W nocy z piątku na sobotę ruch w obu kierunkach zostanie przeniesiony na północną jezdnię al. Solidarności zbudowaną od nowa w miejscu starej jezdni rozebranej w marcu. Równocześnie uruchomiona zostanie sygnalizacja na skrzyżowaniu z al. Sikorskiego. Pierwszeństwo pozostaje bez zmian.
Jadący al. Sikorskiego w dół będą mogli skręcać w lewo w stronę Warszawy lub w prawo w stronę centrum. Na wprost wolno będzie jeździć tylko taksówkarzom, mieszkańcom ze specjalnymi identyfikatorami i komunikacji miejskiej.
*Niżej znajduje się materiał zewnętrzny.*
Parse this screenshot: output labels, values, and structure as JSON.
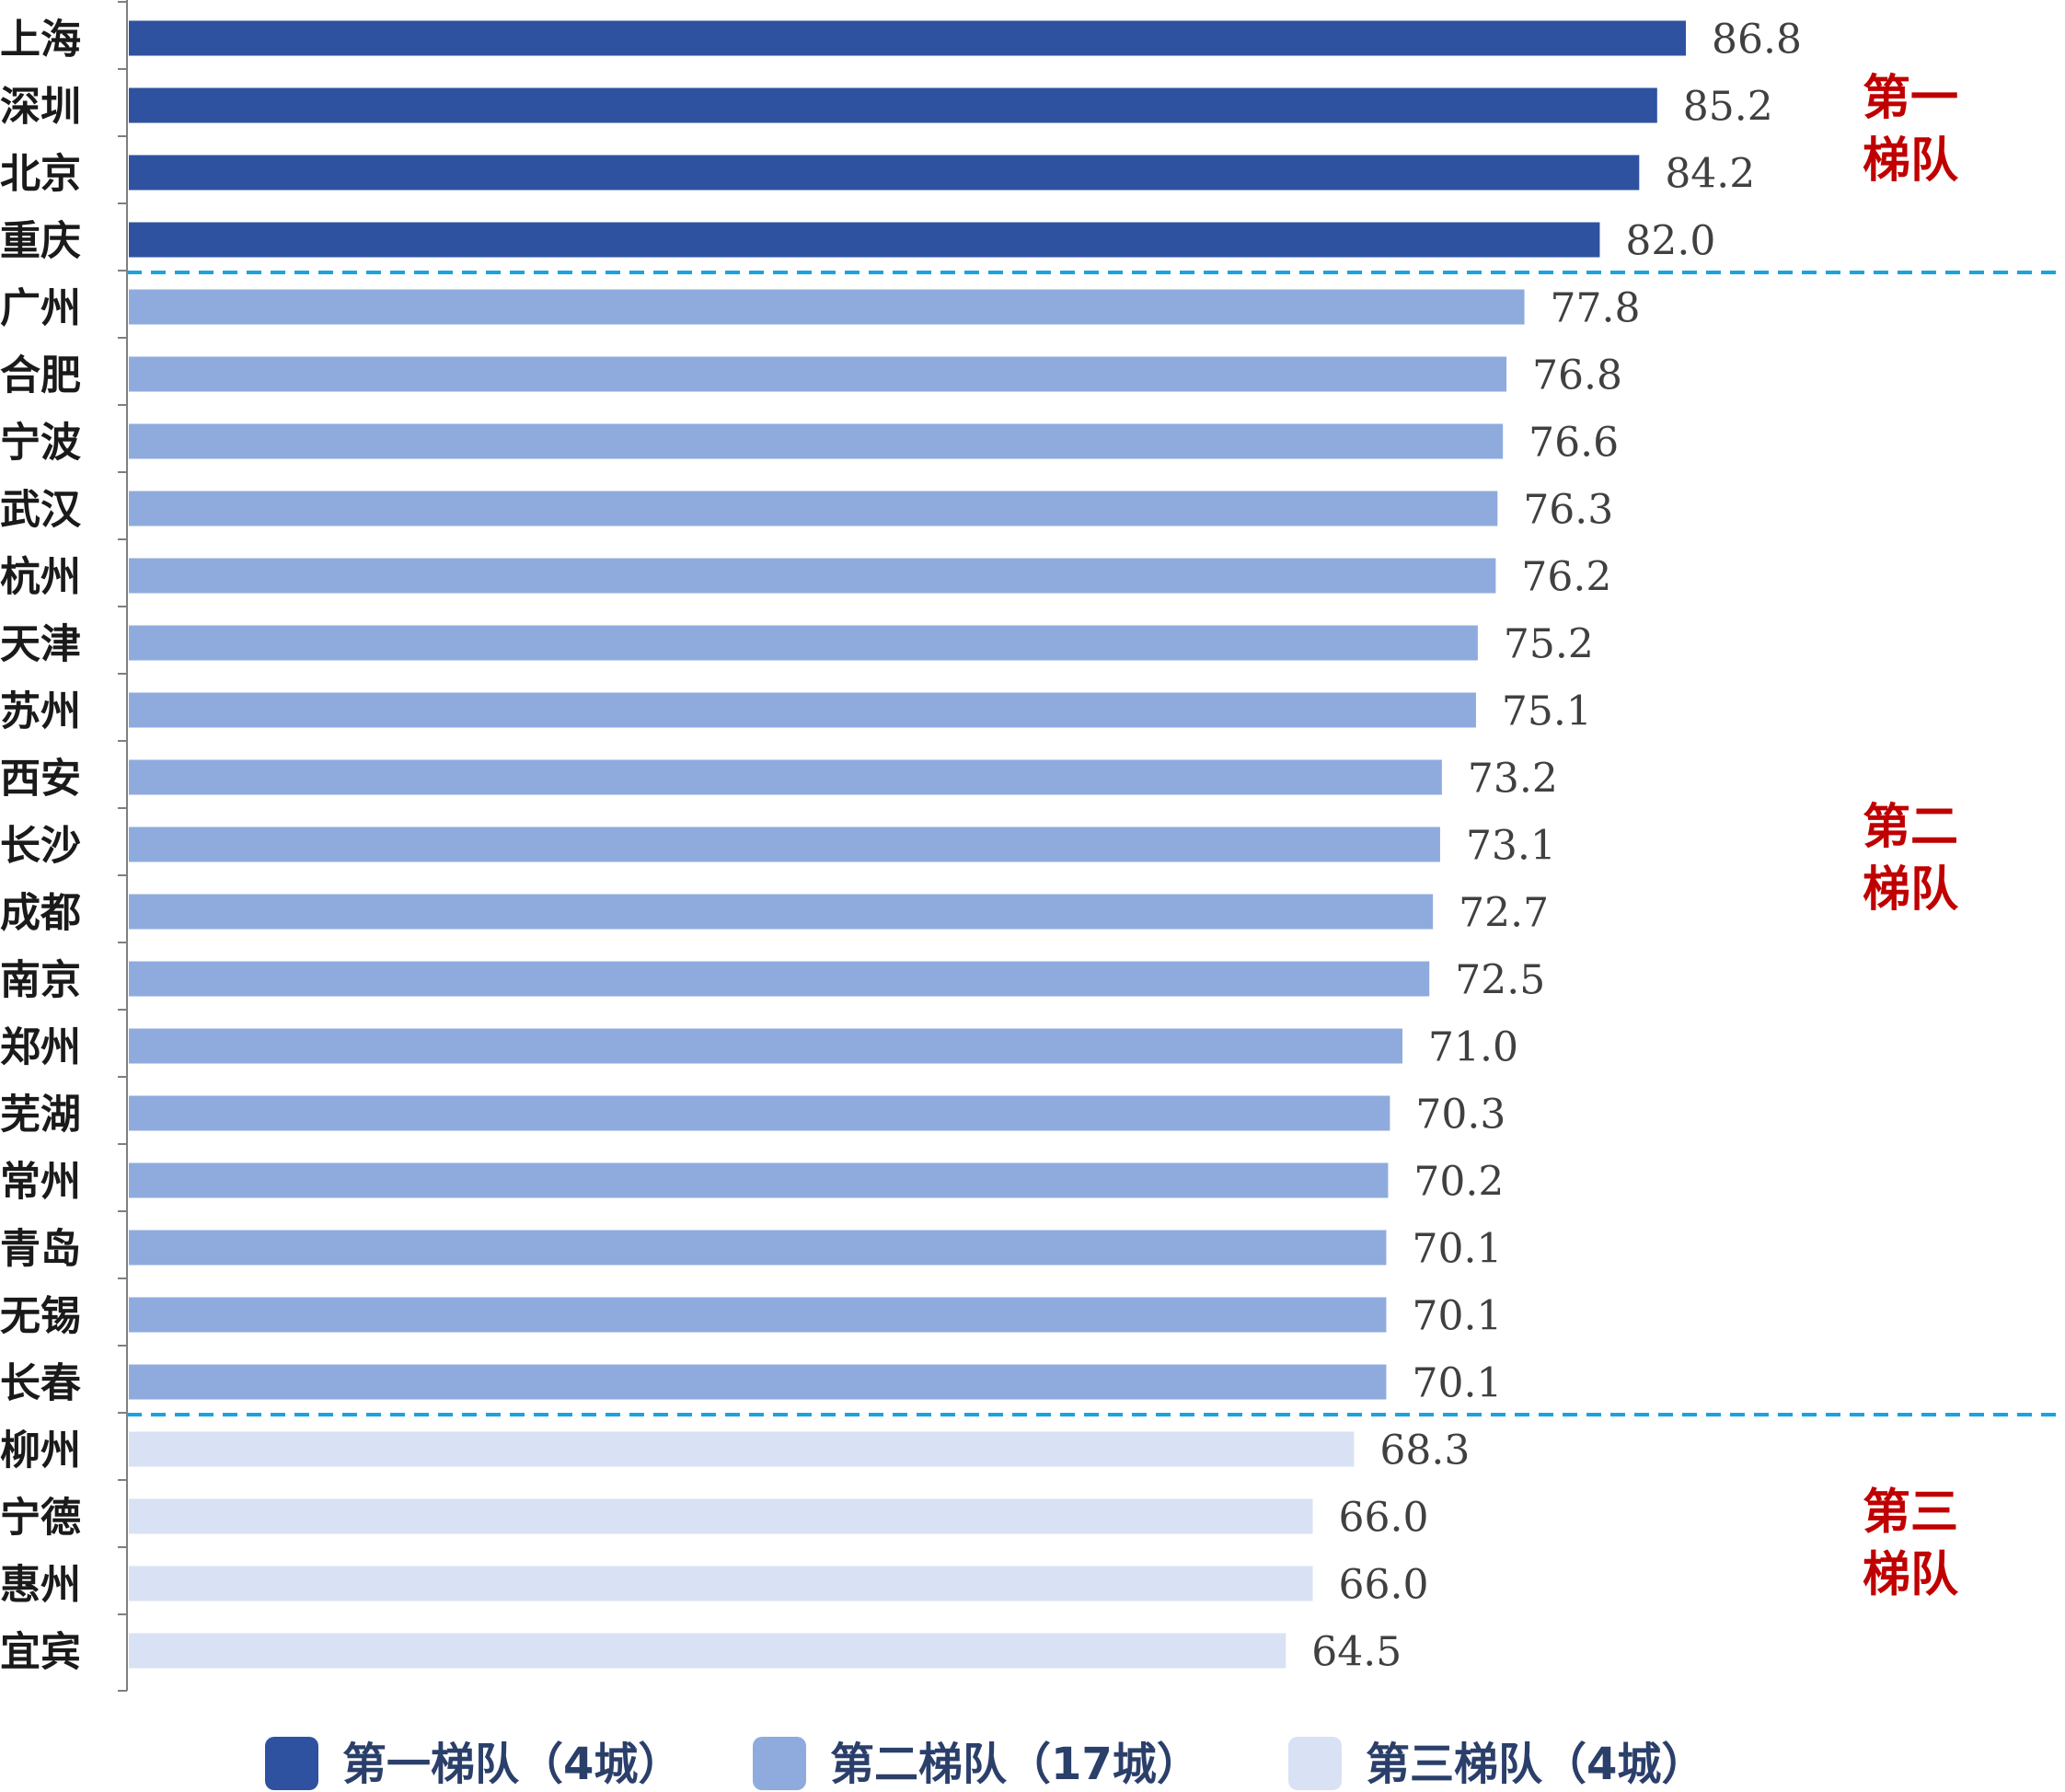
{
  "chart_data": {
    "type": "bar",
    "orientation": "horizontal",
    "categories": [
      "上海",
      "深圳",
      "北京",
      "重庆",
      "广州",
      "合肥",
      "宁波",
      "武汉",
      "杭州",
      "天津",
      "苏州",
      "西安",
      "长沙",
      "成都",
      "南京",
      "郑州",
      "芜湖",
      "常州",
      "青岛",
      "无锡",
      "长春",
      "柳州",
      "宁德",
      "惠州",
      "宜宾"
    ],
    "values": [
      86.8,
      85.2,
      84.2,
      82.0,
      77.8,
      76.8,
      76.6,
      76.3,
      76.2,
      75.2,
      75.1,
      73.2,
      73.1,
      72.7,
      72.5,
      71.0,
      70.3,
      70.2,
      70.1,
      70.1,
      70.1,
      68.3,
      66.0,
      66.0,
      64.5
    ],
    "value_labels": [
      "86.8",
      "85.2",
      "84.2",
      "82.0",
      "77.8",
      "76.8",
      "76.6",
      "76.3",
      "76.2",
      "75.2",
      "75.1",
      "73.2",
      "73.1",
      "72.7",
      "72.5",
      "71.0",
      "70.3",
      "70.2",
      "70.1",
      "70.1",
      "70.1",
      "68.3",
      "66.0",
      "66.0",
      "64.5"
    ],
    "tiers": [
      {
        "name": "第一",
        "name2": "梯队",
        "legend": "第一梯队（4城）",
        "color": "#2f52a0",
        "start": 0,
        "count": 4
      },
      {
        "name": "第二",
        "name2": "梯队",
        "legend": "第二梯队（17城）",
        "color": "#8fabde",
        "start": 4,
        "count": 17
      },
      {
        "name": "第三",
        "name2": "梯队",
        "legend": "第三梯队（4城）",
        "color": "#d9e1f4",
        "start": 21,
        "count": 4
      }
    ],
    "xlim": [
      0,
      86.8
    ],
    "grid": false,
    "legend_position": "bottom",
    "divider_color": "#1aa3e0",
    "title": "",
    "xlabel": "",
    "ylabel": ""
  }
}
Tylko dla tych pojazdów dostępna ma być ul. Ducha. W tej sprawie nie zmienia się nic.
Niespodzianka czeka za to kierowców na ul. Puławskiej i klientów restauracji McDonald’s. – Zamknięty zostanie wlot ul. Puławskiej do al. Solidarności. Dojazd do znajdującej się przy skrzyżowaniu restauracji i TEZETu będzie możliwy tylko od ul. Popiełuszki – informuje Karol Kieliszek z Urzędu Miasta.
Uspokajamy: ul. Puławska nie zostanie zamknięta na stałe. Gdy już gotowa będzie nowa jezdnia al. Solidarności, boczna ulica zostanie otwarta.
Piesi stracą za to w sobotę przejście przez al. Solidarności w pobliżu skrzyżowań z ul. Kosmowskiej i Puławską. Zostanie ono zagrodzone, a docelowo zastąpi je kładka. Jednym przejściem przez al. Solidarności drogę będzie to znajdujące się za skrzyżowaniem z ul. Ducha. Na samej ul. Ducha wyznaczone ma być przejście dla pieszych na wysokości stacji trafo.
Komunikacja miejska nie zmieni swoich tras. Linie 13 i 42 nadal będą korzystać z tymczasowej drogi naprzeciw ul. Kosmowskiej. Taka organizacja ruchu ma obowiązywać „do odwołania”, czyli najprawdopodobniej do wiosny. Wiele zależy tu od pogody.
Zamknięta jezdnia al. Solidarności ma być całkiem rozebrana. Grunt zostanie wzmocniony betonowymi palami i dopiero wtedy zacznie się odbudowa jezdni od podstaw. Konieczna tu będzie również przebudowa kanalizacji sanitarnej i burzowej.